Nonlethal (trait-mediated) effects of predators on prey populations, particularly with regard to prey dispersal, scarcely have been considered in spatial ecological studies. In this study, we report on the effects of spider predators on the mortality, dispersal, and spatial population dynamics of Prokelisia crocea planthoppers (Hemiptera: Delphacidae) in a prairie landscape. Based on a three-generation survey of host-plant patches (Spartina pectinata; Poaceae), the density of cursorial and web-building spiders declined significantly with increasing patch size (a pattern the opposite of that for the planthopper). Independent of patch size effects, an increase in the density of web-building and cursorial spiders had a negative effect on planthopper density in one of three generations each. Finally, the likelihood of extinction of local (patch) populations of planthoppers increased significantly with an increase in the density of web-building spiders. Planthoppers in small host-plant patches with high densities of web-building spiders were especially at risk of extinction. To evaluate whether spider effects on planthopper spatial dynamics were mediated by predation and/or spider-induced dispersal, we performed a field experiment in which host-plant patches were either caged or left open and received one of three spider density treatments (removal, ambient levels, or high = triple ambient levels). For the caged patches, there was a nonsignificant decline in planthopper recaptures with increasing spider density, suggesting that mortality effects of spiders on planthoppers were weak. In contrast, planthopper recaptures in open patches declined by 85% between the removal and high spider treatments. This significant decline was mostly attributed to spider-induced emigration.
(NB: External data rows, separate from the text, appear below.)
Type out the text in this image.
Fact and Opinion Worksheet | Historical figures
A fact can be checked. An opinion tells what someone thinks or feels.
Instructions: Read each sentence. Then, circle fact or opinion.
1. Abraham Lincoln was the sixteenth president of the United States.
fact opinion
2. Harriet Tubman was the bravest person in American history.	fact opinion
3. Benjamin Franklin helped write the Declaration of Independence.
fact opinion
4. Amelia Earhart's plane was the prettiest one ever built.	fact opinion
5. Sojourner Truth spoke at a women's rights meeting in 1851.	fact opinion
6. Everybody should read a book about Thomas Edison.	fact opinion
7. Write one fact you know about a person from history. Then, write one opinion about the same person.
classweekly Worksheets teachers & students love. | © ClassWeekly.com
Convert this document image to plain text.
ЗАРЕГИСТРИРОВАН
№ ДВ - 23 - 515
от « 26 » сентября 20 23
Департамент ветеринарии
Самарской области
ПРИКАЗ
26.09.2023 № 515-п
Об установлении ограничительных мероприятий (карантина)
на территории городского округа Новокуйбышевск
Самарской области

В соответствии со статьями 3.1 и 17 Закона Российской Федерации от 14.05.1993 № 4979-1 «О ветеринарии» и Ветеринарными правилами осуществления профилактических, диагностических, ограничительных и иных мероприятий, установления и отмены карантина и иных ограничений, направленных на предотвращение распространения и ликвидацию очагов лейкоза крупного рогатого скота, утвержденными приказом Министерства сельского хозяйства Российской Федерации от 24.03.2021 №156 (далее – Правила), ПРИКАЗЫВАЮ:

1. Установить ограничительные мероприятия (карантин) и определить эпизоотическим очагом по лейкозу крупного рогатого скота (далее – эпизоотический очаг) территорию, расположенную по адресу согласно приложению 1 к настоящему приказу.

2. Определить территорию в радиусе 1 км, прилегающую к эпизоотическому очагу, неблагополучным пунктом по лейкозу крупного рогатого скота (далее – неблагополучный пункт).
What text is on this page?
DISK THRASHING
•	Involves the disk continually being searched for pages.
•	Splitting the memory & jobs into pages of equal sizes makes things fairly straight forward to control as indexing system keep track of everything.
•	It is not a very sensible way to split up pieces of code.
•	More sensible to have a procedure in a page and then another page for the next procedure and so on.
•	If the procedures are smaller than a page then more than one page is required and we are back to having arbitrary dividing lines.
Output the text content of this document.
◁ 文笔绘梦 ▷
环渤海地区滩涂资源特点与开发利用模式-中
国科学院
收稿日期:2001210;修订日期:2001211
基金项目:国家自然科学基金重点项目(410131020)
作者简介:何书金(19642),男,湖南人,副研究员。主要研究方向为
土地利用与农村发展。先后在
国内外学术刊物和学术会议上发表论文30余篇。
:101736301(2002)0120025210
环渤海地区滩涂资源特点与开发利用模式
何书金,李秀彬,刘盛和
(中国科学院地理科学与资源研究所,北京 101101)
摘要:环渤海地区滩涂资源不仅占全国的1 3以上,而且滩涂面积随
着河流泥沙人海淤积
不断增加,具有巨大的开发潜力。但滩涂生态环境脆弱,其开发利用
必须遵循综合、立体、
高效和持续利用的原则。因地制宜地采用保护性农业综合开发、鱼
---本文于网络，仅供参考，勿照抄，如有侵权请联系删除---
We conclude that, at high spider densities, spiders are likely to have a greater impact on planthopper densities through induced emigration than consumption. Because small cordgrass patches support high spider densities and favor high planthopper emigration rates, the nonlethal effects of spiders may play a very important role in determining critical patch size, source-sink properties of cordgrass patches, and the spatial distribution and spread of planthoppers.